We'd rather not re-implement all the actual logic, though: all of that data is already made available & supported through various extensions and services, and reimplementing those things (e.g. fetching the document from elastic) would mean duplicating a bunch of existing code, in a separate extension that's not supposed to be an additional worry for the maintainers of those things.
Instead, we'd rather build a rest.php endpoint that just wraps around the exact same API call (performed on the backend) & filter whatever data is not needed (which, IIRC, isn't much)

Essentially something along the lines of:

$request = new FauxRequest( [ 'action' => 'query', ... ] );
$api = new ApiMain( $request );
$context = new DerivativeContext( RequestContext::getMain() );
$context->setRequest( $request );
$api->setContext( $context );
$api->execute();
$response = $api->getResult()->getResultData( [], [ 'Strip' => 'all' ] );

Does this make sense?
I assume that that is exactly what you were hinting at, but I just wanted to make sure we're on the same page!

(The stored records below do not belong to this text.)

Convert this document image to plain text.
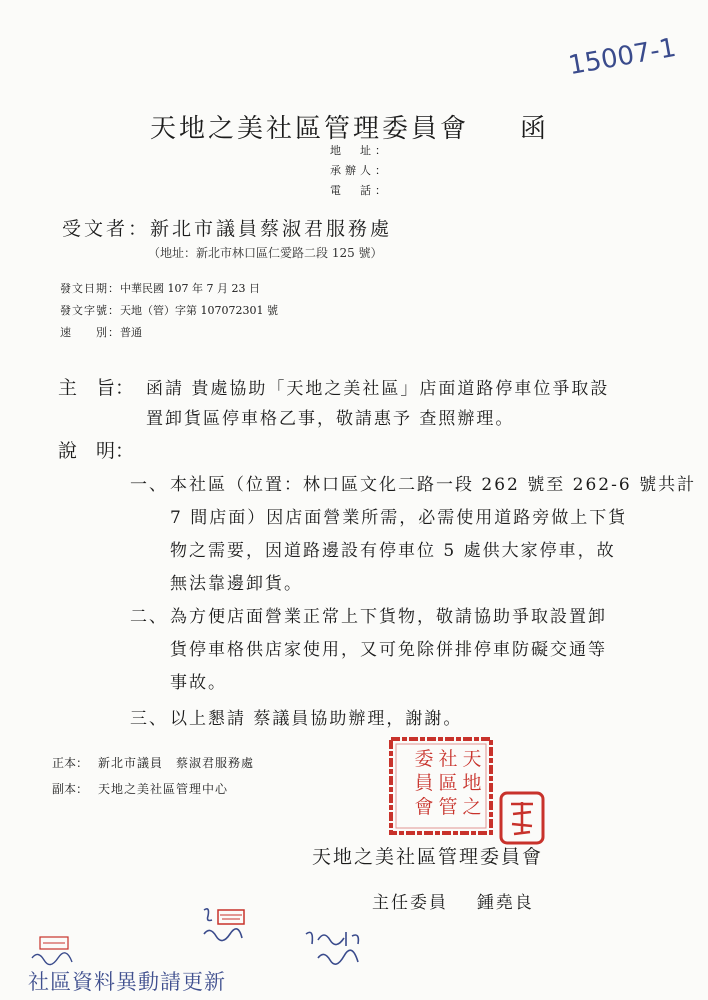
15007-1
天地之美社區管理委員會 函
地　址：
承辦人：
電　話：
受文者： 新北市議員蔡淑君服務處
（地址：新北市林口區仁愛路二段 125 號）
發文日期：中華民國 107 年 7 月 23 日
發文字號：天地（管）字第 107072301 號
速　　別：普通
主　旨： 函請 貴處協助「天地之美社區」店面道路停車位爭取設
置卸貨區停車格乙事，敬請惠予 查照辦理。
說　明：
一、 本社區（位置：林口區文化二路一段 262 號至 262-6 號共計
7 間店面）因店面營業所需，必需使用道路旁做上下貨
物之需要，因道路邊設有停車位 5 處供大家停車，故
無法靠邊卸貨。
二、 為方便店面營業正常上下貨物，敬請協助爭取設置卸
貨停車格供店家使用，又可免除併排停車防礙交通等
事故。
三、 以上懇請 蔡議員協助辦理，謝謝。
正本： 新北市議員　蔡淑君服務處
副本： 天地之美社區管理中心
天
地
之
社
區
管
委
員
會
天地之美社區管理委員會
主任委員 鍾堯良
社區資料異動請更新
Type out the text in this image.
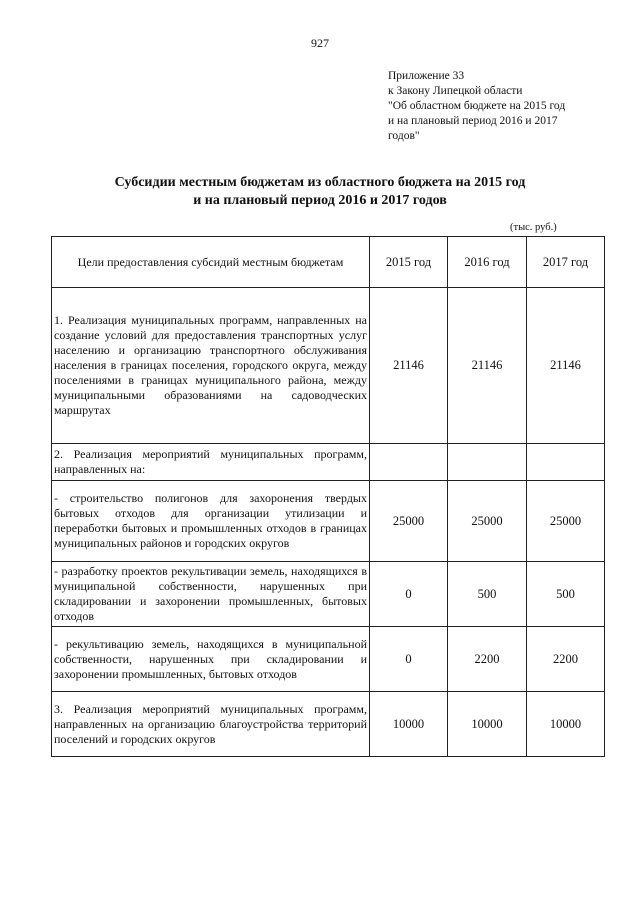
927
Приложение 33
к Закону Липецкой области
"Об областном бюджете на 2015 год
и на плановый период 2016 и 2017
годов"
Субсидии местным бюджетам из областного бюджета на 2015 год
и на плановый период 2016 и 2017 годов
(тыс. руб.)
Цели предоставления субсидий местным бюджетам	2015 год	2016 год	2017 год
1. Реализация муниципальных программ, направленных на создание условий для предоставления транспортных услуг населению и организацию транспортного обслуживания населения в границах поселения, городского округа, между поселениями в границах муниципального района, между муниципальными образованиями на садоводческих маршрутах	21146	21146	21146
2. Реализация мероприятий муниципальных программ, направленных на:			
- строительство полигонов для захоронения твердых бытовых отходов для организации утилизации и переработки бытовых и промышленных отходов в границах муниципальных районов и городских округов	25000	25000	25000
- разработку проектов рекультивации земель, находящихся в муниципальной собственности, нарушенных при складировании и захоронении промышленных, бытовых отходов	0	500	500
- рекультивацию земель, находящихся в муниципальной собственности, нарушенных при складировании и захоронении промышленных, бытовых отходов	0	2200	2200
3. Реализация мероприятий муниципальных программ, направленных на организацию благоустройства территорий поселений и городских округов	10000	10000	10000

Variables for the page endpoint are:

  • page title
  • (not yet, but soon) elastic field from which the search snippet originated

So that endpoint could be something like rest.php/searchvue/v1/page/{page_title}/{snippet_field}

For the Commons API endpoint, that would be:

  • QID

So that one could be look like rest.php/searchvue/v1/media/{qid}
Note: because it's targeting another wiki, wrapping this one would have to be a little different than the code snippet above; I imagine that would probably be an actual HTTP request that's efficiently routed within the same DC anyway?

One last question: about caching/TTL - I'm not sure how to set that up!
Is rest.php output already cached for ~1h by default, or where would we need to configure that? (Or did you mean caching responses ourselves, in a key-value store?)

  • The query for thumbnails of files tagged with a QID should probably use a standard thumnails size (wgThumbLimits). This avoids he delay of generating thumbnails, avoids wasted disk space, and also lowers any risk of hitting thumbnail generation throttling for the client.
  • The TOC links should probably use cannonical /wiki/X#Y URLs instead of ?title=X#Y URLS. This grants better CDN caching.
  • Standard hovercards should probably be disabled for search for UX and API overhead reasons (hovercards restbase requests trigger instantly on hover). The search popups should "take over" rather than compete.

No questions here - we'll start creating tickets and address them!